A&E doctors have called on primary care and other parts of the NHS to provide services seven days a week for non-emergency cases.

A&E: College of Emergency Medicine is calling for seven-day primary care
A&E: College of Emergency Medicine is calling for seven-day primary care

The College of Emergency Medicine (CEM) published a ten-point call to action to resolve the crisis in emergency departments.

It calls for other NHS services to ‘provide effective alternatives to A&E for patients without acute severe illness or injury seven days per week and at least 16 hours per day’.

College vice president  Dr Chris Moulton told the Independent newspaper that GP out-of-hours services were not always comprehensive and A&E was the only 24-hour service.

But GPC out-of-hours lead Dr Peter Holden said general practice was, alongside A&E, the only part of the NHS which runs a 24/7 service.
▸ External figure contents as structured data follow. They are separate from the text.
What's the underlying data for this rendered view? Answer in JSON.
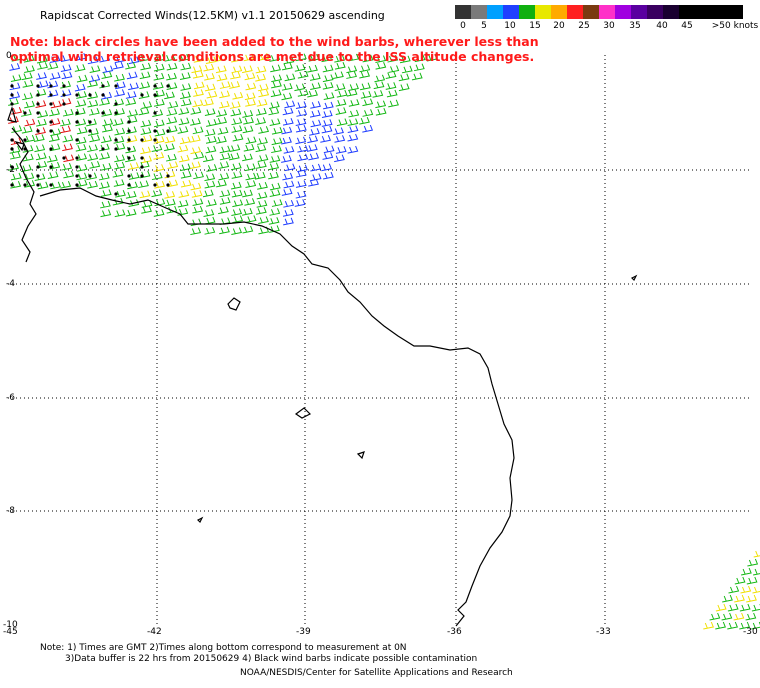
{
  "title": "Rapidscat Corrected Winds(12.5KM) v1.1 20150629 ascending",
  "note": "Note: black circles have been added to the wind barbs, wherever less than optimal wind retrieval conditions are met due to the ISS altitude changes.",
  "legend": {
    "labels": [
      "0",
      "5",
      "10",
      "15",
      "20",
      "25",
      "30",
      "35",
      "40",
      "45",
      ">50 knots"
    ],
    "colors": [
      "#333333",
      "#7a7a7a",
      "#00a0ff",
      "#2040ff",
      "#10b010",
      "#e8e800",
      "#ffaa00",
      "#ff2020",
      "#7a3a10",
      "#ff30c8",
      "#a000e0",
      "#5a00a0",
      "#3a0060",
      "#1a0030",
      "#000000",
      "#000000",
      "#000000",
      "#000000"
    ]
  },
  "axes": {
    "lon_labels": [
      "-45",
      "-42",
      "-39",
      "-36",
      "-33",
      "-30"
    ],
    "lat_labels": [
      "0",
      "-2",
      "-4",
      "-6",
      "-8",
      "-10"
    ]
  },
  "footer": {
    "line1": "Note: 1) Times are GMT 2)Times along bottom correspond to measurement at 0N",
    "line2": "3)Data buffer is 22 hrs from 20150629 4) Black wind barbs indicate possible contamination",
    "credit": "NOAA/NESDIS/Center for Satellite Applications and Research"
  },
  "colors": {
    "note": "#ff1a1a",
    "coastline": "#000000",
    "barb_blue": "#1e3cff",
    "barb_green": "#14b814",
    "barb_yellow": "#f0e000",
    "barb_red": "#e01010"
  }
}
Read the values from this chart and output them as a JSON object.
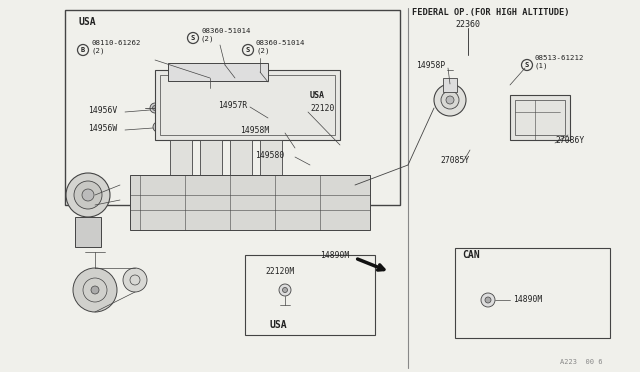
{
  "bg_color": "#f0f0eb",
  "line_color": "#444444",
  "text_color": "#222222",
  "title_text": "FEDERAL OP.(FOR HIGH ALTITUDE)",
  "part_22360": "22360",
  "part_22120": "22120",
  "part_22120M": "22120M",
  "part_14956V": "14956V",
  "part_14956W": "14956W",
  "part_14957R": "14957R",
  "part_14958M": "14958M",
  "part_14958P": "14958P",
  "part_149580": "149580",
  "part_14890M": "14890M",
  "part_27085Y": "27085Y",
  "part_27086Y": "27086Y",
  "part_08360_1": "08360-51014\n(2)",
  "part_08360_2": "08360-51014\n(2)",
  "part_08110": "08110-61262\n(2)",
  "part_08513": "08513-61212\n(1)",
  "label_usa1": "USA",
  "label_usa2": "USA",
  "label_usa3": "USA",
  "label_can": "CAN",
  "footer": "A223  00 6",
  "gray_light": "#cccccc",
  "gray_mid": "#aaaaaa",
  "gray_dark": "#888888"
}
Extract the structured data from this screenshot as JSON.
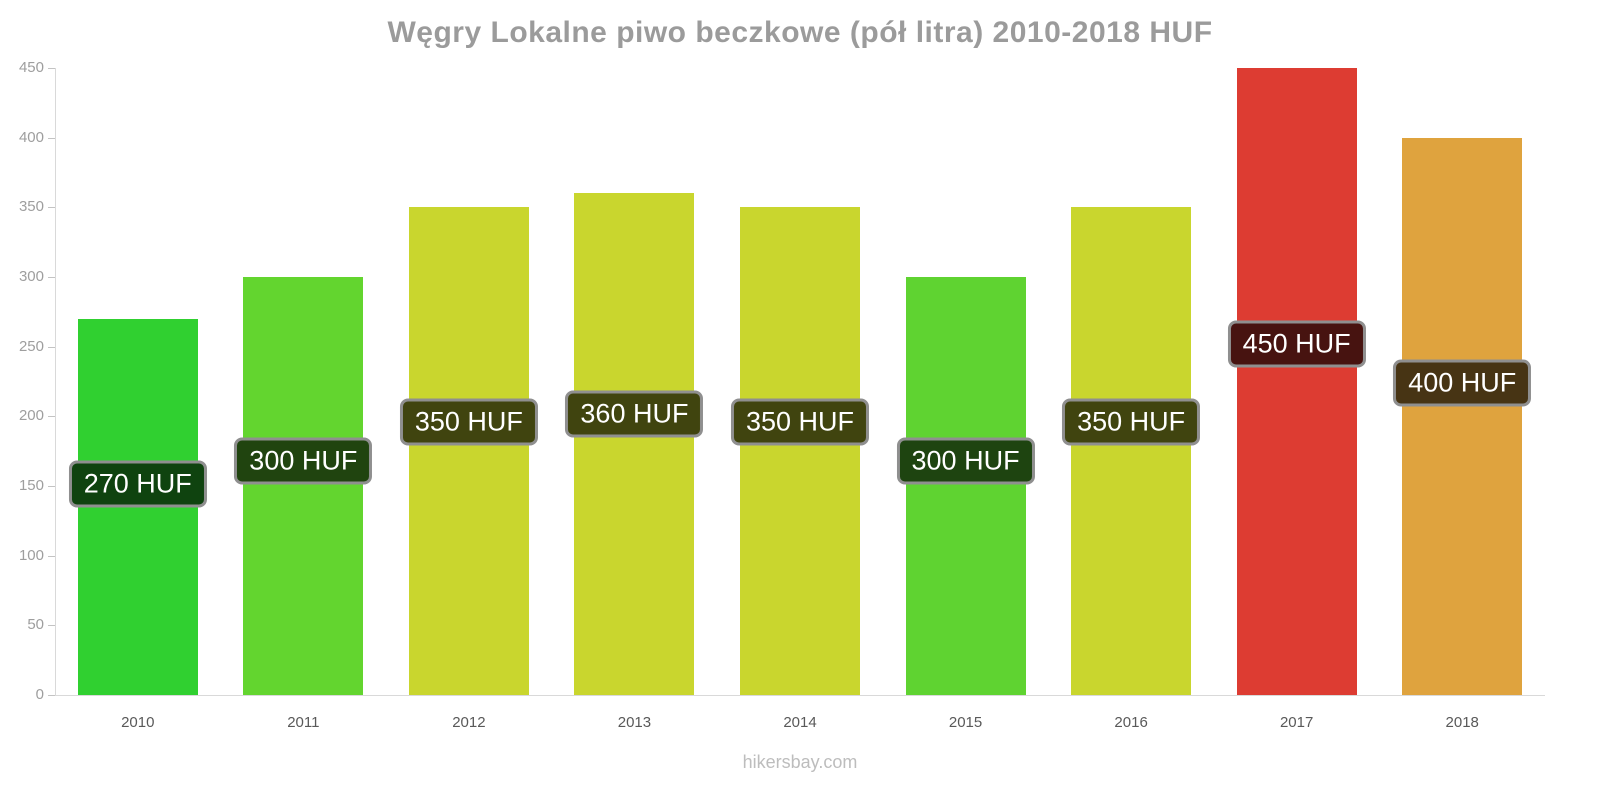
{
  "title": "Węgry Lokalne piwo beczkowe (pół litra) 2010-2018 HUF",
  "footer": "hikersbay.com",
  "chart_data": {
    "type": "bar",
    "title": "Węgry Lokalne piwo beczkowe (pół litra) 2010-2018 HUF",
    "xlabel": "",
    "ylabel": "",
    "categories": [
      "2010",
      "2011",
      "2012",
      "2013",
      "2014",
      "2015",
      "2016",
      "2017",
      "2018"
    ],
    "values": [
      270,
      300,
      350,
      360,
      350,
      300,
      350,
      450,
      400
    ],
    "labels": [
      "270 HUF",
      "300 HUF",
      "350 HUF",
      "360 HUF",
      "350 HUF",
      "300 HUF",
      "350 HUF",
      "450 HUF",
      "400 HUF"
    ],
    "bar_colors": [
      "#30d030",
      "#63d52f",
      "#c9d62e",
      "#c9d62e",
      "#c9d62e",
      "#5fd331",
      "#c9d62e",
      "#dd3c32",
      "#dfa33e"
    ],
    "ylim": [
      0,
      450
    ],
    "yticks": [
      0,
      50,
      100,
      150,
      200,
      250,
      300,
      350,
      400,
      450
    ],
    "grid": false,
    "legend": "none"
  }
}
‘This is not about general practice,' he said. ‘And I am sick of [the CEM]  peddling the myth that general practice is not 24/7.’
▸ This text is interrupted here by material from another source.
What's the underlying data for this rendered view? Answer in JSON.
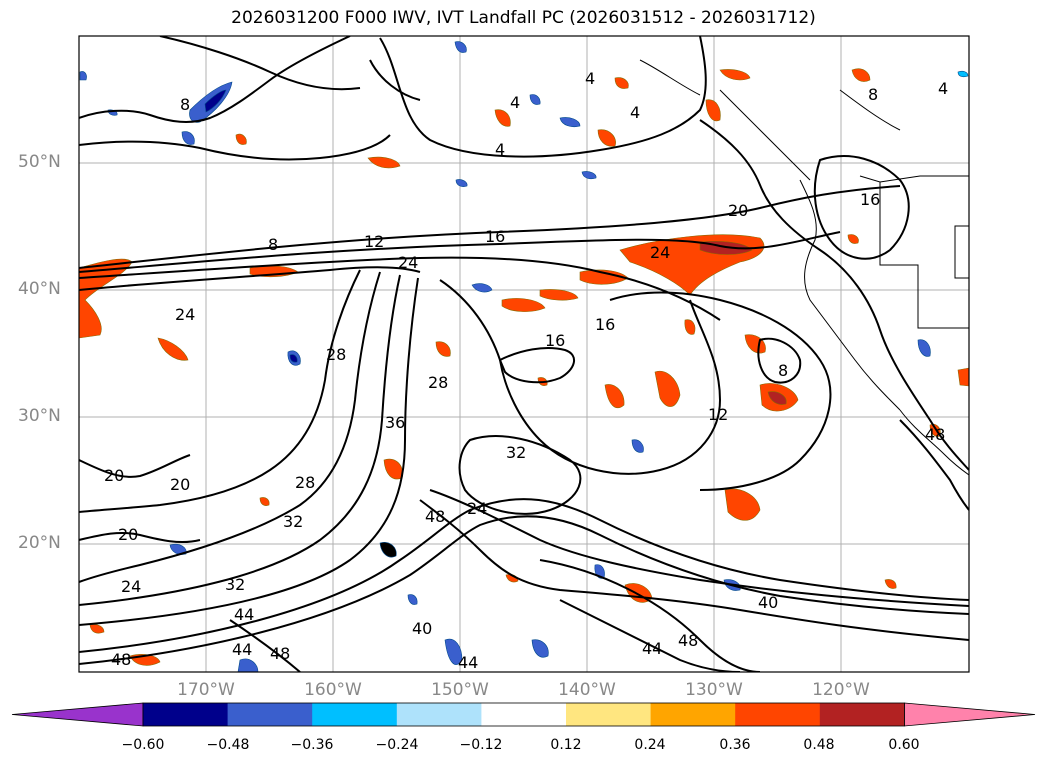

Dr Holden said the problem for A&E departments was the outflow.

‘We can no longer get adequate social services cover out of hours, and nor can they. They may wish to refer to another department in the hospital - they already work five days a week.’

GPC deputy chairman Dr Richard Vautrey said hospitals must do more to turn away patients who arrive at emergency departments with non-acute illnesses and injuries.
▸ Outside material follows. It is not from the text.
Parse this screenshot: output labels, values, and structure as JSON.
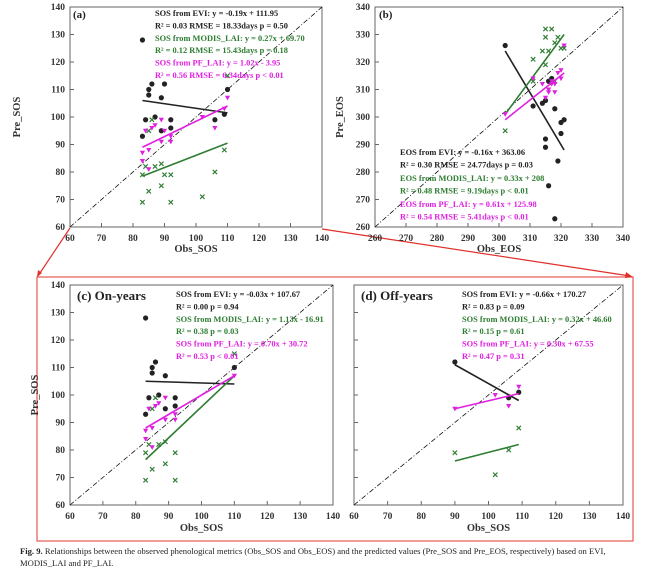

CEM president Dr Clifford Mann said his college had been warning about pressures on A&E for over a year and was playing its part.

‘However, this crisis cannot be solved by us alone, we need urgent action by all stakeholders to work with us to provide a stable long-term future for A&E services while tackling the short-term immediate pressures. This is why we have identified five priorities for us and five for the government and NHS leadership to grasp to address this crisis.’

BMA chairman Dr Mark Porter said: ‘The priorities outlined by the CEM highlight the importance of a system-wide approach to dealing with this crisis. In addition to greater funding and attracting and retaining more staff we also need to ensure only those who should be, are being treated in emergency departments.’